The $2 million tournament is the only LPGA Tour event in South Korea each year.

It has expanded from 54 holes to 72 holes this year.

This is the seventh year that the Ocean Course is hosting this tournament.

Kang said she expected a calmer day because there was no wind when she was warming up on the range. But when she stood on the first tee at 8:50 a.m., the wind picked up.

“On a day like this, I felt I’d be better off playing safe and aiming for the center of the greens than be aggressive,” she said.

“I made some great putts today, especially ones to save pars on the front nine. Then I made a 40-foot putt for birdie on the 12th, and it gave me a great boost.”

Kang said she was confident she could keep up her solid play.
Korea’s Kang Hae-ji plays a shot at the KEB-HanaBank Championship on Thursday. (Yonhap) Korea’s Kang Hae-ji plays a shot at the KEB-HanaBank Championship on Thursday. (Yonhap)

“It is usually windy on this course but it’s not overly long,” she added. “I can reach some of the par-5 greens in two here.

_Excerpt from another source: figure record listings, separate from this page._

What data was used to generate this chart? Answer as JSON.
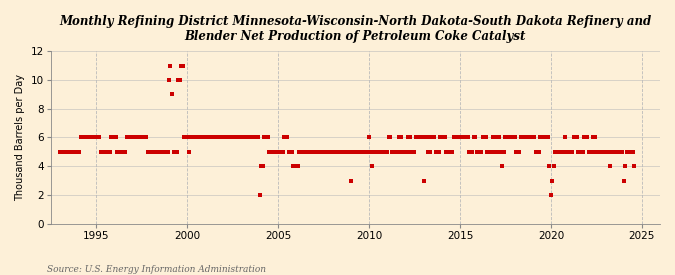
{
  "title": "Monthly Refining District Minnesota-Wisconsin-North Dakota-South Dakota Refinery and\nBlender Net Production of Petroleum Coke Catalyst",
  "ylabel": "Thousand Barrels per Day",
  "source": "Source: U.S. Energy Information Administration",
  "bg_color": "#fdf0d8",
  "plot_bg_color": "#fdf0d8",
  "marker_color": "#cc0000",
  "xlim": [
    1992.5,
    2026.0
  ],
  "ylim": [
    0,
    12
  ],
  "yticks": [
    0,
    2,
    4,
    6,
    8,
    10,
    12
  ],
  "xticks": [
    1995,
    2000,
    2005,
    2010,
    2015,
    2020,
    2025
  ],
  "data": [
    [
      1993.0,
      5
    ],
    [
      1993.08,
      5
    ],
    [
      1993.17,
      5
    ],
    [
      1993.25,
      5
    ],
    [
      1993.33,
      5
    ],
    [
      1993.42,
      5
    ],
    [
      1993.5,
      5
    ],
    [
      1993.58,
      5
    ],
    [
      1993.67,
      5
    ],
    [
      1993.75,
      5
    ],
    [
      1993.83,
      5
    ],
    [
      1993.92,
      5
    ],
    [
      1994.0,
      5
    ],
    [
      1994.08,
      5
    ],
    [
      1994.17,
      6
    ],
    [
      1994.25,
      6
    ],
    [
      1994.33,
      6
    ],
    [
      1994.42,
      6
    ],
    [
      1994.5,
      6
    ],
    [
      1994.58,
      6
    ],
    [
      1994.67,
      6
    ],
    [
      1994.75,
      6
    ],
    [
      1994.83,
      6
    ],
    [
      1994.92,
      6
    ],
    [
      1995.0,
      6
    ],
    [
      1995.08,
      6
    ],
    [
      1995.17,
      6
    ],
    [
      1995.25,
      5
    ],
    [
      1995.33,
      5
    ],
    [
      1995.42,
      5
    ],
    [
      1995.5,
      5
    ],
    [
      1995.58,
      5
    ],
    [
      1995.67,
      5
    ],
    [
      1995.75,
      5
    ],
    [
      1995.83,
      6
    ],
    [
      1995.92,
      6
    ],
    [
      1996.0,
      6
    ],
    [
      1996.08,
      6
    ],
    [
      1996.17,
      5
    ],
    [
      1996.25,
      5
    ],
    [
      1996.33,
      5
    ],
    [
      1996.42,
      5
    ],
    [
      1996.5,
      5
    ],
    [
      1996.58,
      5
    ],
    [
      1996.67,
      6
    ],
    [
      1996.75,
      6
    ],
    [
      1996.83,
      6
    ],
    [
      1996.92,
      6
    ],
    [
      1997.0,
      6
    ],
    [
      1997.08,
      6
    ],
    [
      1997.17,
      6
    ],
    [
      1997.25,
      6
    ],
    [
      1997.33,
      6
    ],
    [
      1997.42,
      6
    ],
    [
      1997.5,
      6
    ],
    [
      1997.58,
      6
    ],
    [
      1997.67,
      6
    ],
    [
      1997.75,
      6
    ],
    [
      1997.83,
      5
    ],
    [
      1997.92,
      5
    ],
    [
      1998.0,
      5
    ],
    [
      1998.08,
      5
    ],
    [
      1998.17,
      5
    ],
    [
      1998.25,
      5
    ],
    [
      1998.33,
      5
    ],
    [
      1998.42,
      5
    ],
    [
      1998.5,
      5
    ],
    [
      1998.58,
      5
    ],
    [
      1998.67,
      5
    ],
    [
      1998.75,
      5
    ],
    [
      1998.83,
      5
    ],
    [
      1998.92,
      5
    ],
    [
      1999.0,
      10
    ],
    [
      1999.08,
      11
    ],
    [
      1999.17,
      9
    ],
    [
      1999.25,
      5
    ],
    [
      1999.33,
      5
    ],
    [
      1999.42,
      5
    ],
    [
      1999.5,
      10
    ],
    [
      1999.58,
      10
    ],
    [
      1999.67,
      11
    ],
    [
      1999.75,
      11
    ],
    [
      1999.83,
      6
    ],
    [
      1999.92,
      6
    ],
    [
      2000.0,
      6
    ],
    [
      2000.08,
      5
    ],
    [
      2000.17,
      6
    ],
    [
      2000.25,
      6
    ],
    [
      2000.33,
      6
    ],
    [
      2000.42,
      6
    ],
    [
      2000.5,
      6
    ],
    [
      2000.58,
      6
    ],
    [
      2000.67,
      6
    ],
    [
      2000.75,
      6
    ],
    [
      2000.83,
      6
    ],
    [
      2000.92,
      6
    ],
    [
      2001.0,
      6
    ],
    [
      2001.08,
      6
    ],
    [
      2001.17,
      6
    ],
    [
      2001.25,
      6
    ],
    [
      2001.33,
      6
    ],
    [
      2001.42,
      6
    ],
    [
      2001.5,
      6
    ],
    [
      2001.58,
      6
    ],
    [
      2001.67,
      6
    ],
    [
      2001.75,
      6
    ],
    [
      2001.83,
      6
    ],
    [
      2001.92,
      6
    ],
    [
      2002.0,
      6
    ],
    [
      2002.08,
      6
    ],
    [
      2002.17,
      6
    ],
    [
      2002.25,
      6
    ],
    [
      2002.33,
      6
    ],
    [
      2002.42,
      6
    ],
    [
      2002.5,
      6
    ],
    [
      2002.58,
      6
    ],
    [
      2002.67,
      6
    ],
    [
      2002.75,
      6
    ],
    [
      2002.83,
      6
    ],
    [
      2002.92,
      6
    ],
    [
      2003.0,
      6
    ],
    [
      2003.08,
      6
    ],
    [
      2003.17,
      6
    ],
    [
      2003.25,
      6
    ],
    [
      2003.33,
      6
    ],
    [
      2003.42,
      6
    ],
    [
      2003.5,
      6
    ],
    [
      2003.58,
      6
    ],
    [
      2003.67,
      6
    ],
    [
      2003.75,
      6
    ],
    [
      2003.83,
      6
    ],
    [
      2003.92,
      6
    ],
    [
      2004.0,
      2
    ],
    [
      2004.08,
      4
    ],
    [
      2004.17,
      4
    ],
    [
      2004.25,
      6
    ],
    [
      2004.33,
      6
    ],
    [
      2004.42,
      6
    ],
    [
      2004.5,
      5
    ],
    [
      2004.58,
      5
    ],
    [
      2004.67,
      5
    ],
    [
      2004.75,
      5
    ],
    [
      2004.83,
      5
    ],
    [
      2004.92,
      5
    ],
    [
      2005.0,
      5
    ],
    [
      2005.08,
      5
    ],
    [
      2005.17,
      5
    ],
    [
      2005.25,
      5
    ],
    [
      2005.33,
      6
    ],
    [
      2005.42,
      6
    ],
    [
      2005.5,
      6
    ],
    [
      2005.58,
      5
    ],
    [
      2005.67,
      5
    ],
    [
      2005.75,
      5
    ],
    [
      2005.83,
      4
    ],
    [
      2005.92,
      4
    ],
    [
      2006.0,
      4
    ],
    [
      2006.08,
      4
    ],
    [
      2006.17,
      5
    ],
    [
      2006.25,
      5
    ],
    [
      2006.33,
      5
    ],
    [
      2006.42,
      5
    ],
    [
      2006.5,
      5
    ],
    [
      2006.58,
      5
    ],
    [
      2006.67,
      5
    ],
    [
      2006.75,
      5
    ],
    [
      2006.83,
      5
    ],
    [
      2006.92,
      5
    ],
    [
      2007.0,
      5
    ],
    [
      2007.08,
      5
    ],
    [
      2007.17,
      5
    ],
    [
      2007.25,
      5
    ],
    [
      2007.33,
      5
    ],
    [
      2007.42,
      5
    ],
    [
      2007.5,
      5
    ],
    [
      2007.58,
      5
    ],
    [
      2007.67,
      5
    ],
    [
      2007.75,
      5
    ],
    [
      2007.83,
      5
    ],
    [
      2007.92,
      5
    ],
    [
      2008.0,
      5
    ],
    [
      2008.08,
      5
    ],
    [
      2008.17,
      5
    ],
    [
      2008.25,
      5
    ],
    [
      2008.33,
      5
    ],
    [
      2008.42,
      5
    ],
    [
      2008.5,
      5
    ],
    [
      2008.58,
      5
    ],
    [
      2008.67,
      5
    ],
    [
      2008.75,
      5
    ],
    [
      2008.83,
      5
    ],
    [
      2008.92,
      5
    ],
    [
      2009.0,
      3
    ],
    [
      2009.08,
      5
    ],
    [
      2009.17,
      5
    ],
    [
      2009.25,
      5
    ],
    [
      2009.33,
      5
    ],
    [
      2009.42,
      5
    ],
    [
      2009.5,
      5
    ],
    [
      2009.58,
      5
    ],
    [
      2009.67,
      5
    ],
    [
      2009.75,
      5
    ],
    [
      2009.83,
      5
    ],
    [
      2009.92,
      5
    ],
    [
      2010.0,
      6
    ],
    [
      2010.08,
      5
    ],
    [
      2010.17,
      4
    ],
    [
      2010.25,
      5
    ],
    [
      2010.33,
      5
    ],
    [
      2010.42,
      5
    ],
    [
      2010.5,
      5
    ],
    [
      2010.58,
      5
    ],
    [
      2010.67,
      5
    ],
    [
      2010.75,
      5
    ],
    [
      2010.83,
      5
    ],
    [
      2010.92,
      5
    ],
    [
      2011.0,
      5
    ],
    [
      2011.08,
      6
    ],
    [
      2011.17,
      6
    ],
    [
      2011.25,
      5
    ],
    [
      2011.33,
      5
    ],
    [
      2011.42,
      5
    ],
    [
      2011.5,
      5
    ],
    [
      2011.58,
      5
    ],
    [
      2011.67,
      6
    ],
    [
      2011.75,
      6
    ],
    [
      2011.83,
      5
    ],
    [
      2011.92,
      5
    ],
    [
      2012.0,
      5
    ],
    [
      2012.08,
      5
    ],
    [
      2012.17,
      6
    ],
    [
      2012.25,
      6
    ],
    [
      2012.33,
      5
    ],
    [
      2012.42,
      5
    ],
    [
      2012.5,
      5
    ],
    [
      2012.58,
      6
    ],
    [
      2012.67,
      6
    ],
    [
      2012.75,
      6
    ],
    [
      2012.83,
      6
    ],
    [
      2012.92,
      6
    ],
    [
      2013.0,
      3
    ],
    [
      2013.08,
      6
    ],
    [
      2013.17,
      6
    ],
    [
      2013.25,
      5
    ],
    [
      2013.33,
      5
    ],
    [
      2013.42,
      6
    ],
    [
      2013.5,
      6
    ],
    [
      2013.58,
      6
    ],
    [
      2013.67,
      5
    ],
    [
      2013.75,
      5
    ],
    [
      2013.83,
      5
    ],
    [
      2013.92,
      6
    ],
    [
      2014.0,
      6
    ],
    [
      2014.08,
      6
    ],
    [
      2014.17,
      6
    ],
    [
      2014.25,
      5
    ],
    [
      2014.33,
      5
    ],
    [
      2014.42,
      5
    ],
    [
      2014.5,
      5
    ],
    [
      2014.58,
      5
    ],
    [
      2014.67,
      6
    ],
    [
      2014.75,
      6
    ],
    [
      2014.83,
      6
    ],
    [
      2014.92,
      6
    ],
    [
      2015.0,
      6
    ],
    [
      2015.08,
      6
    ],
    [
      2015.17,
      6
    ],
    [
      2015.25,
      6
    ],
    [
      2015.33,
      6
    ],
    [
      2015.42,
      6
    ],
    [
      2015.5,
      5
    ],
    [
      2015.58,
      5
    ],
    [
      2015.67,
      5
    ],
    [
      2015.75,
      6
    ],
    [
      2015.83,
      6
    ],
    [
      2015.92,
      5
    ],
    [
      2016.0,
      5
    ],
    [
      2016.08,
      5
    ],
    [
      2016.17,
      5
    ],
    [
      2016.25,
      6
    ],
    [
      2016.33,
      6
    ],
    [
      2016.42,
      6
    ],
    [
      2016.5,
      5
    ],
    [
      2016.58,
      5
    ],
    [
      2016.67,
      5
    ],
    [
      2016.75,
      5
    ],
    [
      2016.83,
      6
    ],
    [
      2016.92,
      6
    ],
    [
      2017.0,
      5
    ],
    [
      2017.08,
      5
    ],
    [
      2017.17,
      6
    ],
    [
      2017.25,
      5
    ],
    [
      2017.33,
      4
    ],
    [
      2017.42,
      5
    ],
    [
      2017.5,
      6
    ],
    [
      2017.58,
      6
    ],
    [
      2017.67,
      6
    ],
    [
      2017.75,
      6
    ],
    [
      2017.83,
      6
    ],
    [
      2017.92,
      6
    ],
    [
      2018.0,
      6
    ],
    [
      2018.08,
      5
    ],
    [
      2018.17,
      5
    ],
    [
      2018.25,
      5
    ],
    [
      2018.33,
      6
    ],
    [
      2018.42,
      6
    ],
    [
      2018.5,
      6
    ],
    [
      2018.58,
      6
    ],
    [
      2018.67,
      6
    ],
    [
      2018.75,
      6
    ],
    [
      2018.83,
      6
    ],
    [
      2018.92,
      6
    ],
    [
      2019.0,
      6
    ],
    [
      2019.08,
      6
    ],
    [
      2019.17,
      5
    ],
    [
      2019.25,
      5
    ],
    [
      2019.33,
      5
    ],
    [
      2019.42,
      6
    ],
    [
      2019.5,
      6
    ],
    [
      2019.58,
      6
    ],
    [
      2019.67,
      6
    ],
    [
      2019.75,
      6
    ],
    [
      2019.83,
      6
    ],
    [
      2019.92,
      4
    ],
    [
      2020.0,
      2
    ],
    [
      2020.08,
      3
    ],
    [
      2020.17,
      4
    ],
    [
      2020.25,
      5
    ],
    [
      2020.33,
      5
    ],
    [
      2020.42,
      5
    ],
    [
      2020.5,
      5
    ],
    [
      2020.58,
      5
    ],
    [
      2020.67,
      5
    ],
    [
      2020.75,
      6
    ],
    [
      2020.83,
      5
    ],
    [
      2020.92,
      5
    ],
    [
      2021.0,
      5
    ],
    [
      2021.08,
      5
    ],
    [
      2021.17,
      5
    ],
    [
      2021.25,
      6
    ],
    [
      2021.33,
      6
    ],
    [
      2021.42,
      6
    ],
    [
      2021.5,
      5
    ],
    [
      2021.58,
      5
    ],
    [
      2021.67,
      5
    ],
    [
      2021.75,
      5
    ],
    [
      2021.83,
      6
    ],
    [
      2021.92,
      6
    ],
    [
      2022.0,
      6
    ],
    [
      2022.08,
      5
    ],
    [
      2022.17,
      5
    ],
    [
      2022.25,
      5
    ],
    [
      2022.33,
      6
    ],
    [
      2022.42,
      6
    ],
    [
      2022.5,
      5
    ],
    [
      2022.58,
      5
    ],
    [
      2022.67,
      5
    ],
    [
      2022.75,
      5
    ],
    [
      2022.83,
      5
    ],
    [
      2022.92,
      5
    ],
    [
      2023.0,
      5
    ],
    [
      2023.08,
      5
    ],
    [
      2023.17,
      5
    ],
    [
      2023.25,
      4
    ],
    [
      2023.33,
      5
    ],
    [
      2023.42,
      5
    ],
    [
      2023.5,
      5
    ],
    [
      2023.58,
      5
    ],
    [
      2023.67,
      5
    ],
    [
      2023.75,
      5
    ],
    [
      2023.83,
      5
    ],
    [
      2023.92,
      5
    ],
    [
      2024.0,
      3
    ],
    [
      2024.08,
      4
    ],
    [
      2024.17,
      5
    ],
    [
      2024.25,
      5
    ],
    [
      2024.33,
      5
    ],
    [
      2024.42,
      5
    ],
    [
      2024.5,
      5
    ],
    [
      2024.58,
      4
    ]
  ]
}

If I can hit good wedge shots, then I can post good scores.”

Kang, who made her LPGA debut in 2009, has yet to win on the tour. In 23 events this year prior to this week, the 23-year-old has posted two top-10 finishes but missed the cut eight times.

Park In-bee, world No. 2, shot 1-under 71 after an up-and-down round that featured four birdies and three bogeys.

With the top-ranked Stacy Lewis skipping this event, Park could overtake the No. 1 spot with a win this week.

Also, if Park finishes second and Lydia Ko, ranked third, doesn’t win, then Park will be the No. 1.

In another potential scenario, Park will rise to No. 1 if she finishes in a three-way tie for third and Ko doesn’t win.

Ko, a South Korean-born New Zealander, can only rise to No. 1 if she wins and Park ends in a three-way tie for second or worse.

Ko shot a 73, which left her tied for 28th.

In the tournament’s 12-year history, there have been seven different South Korean winners, with Choi Na-yeon winning back-to-back titles in 2009 and 2010.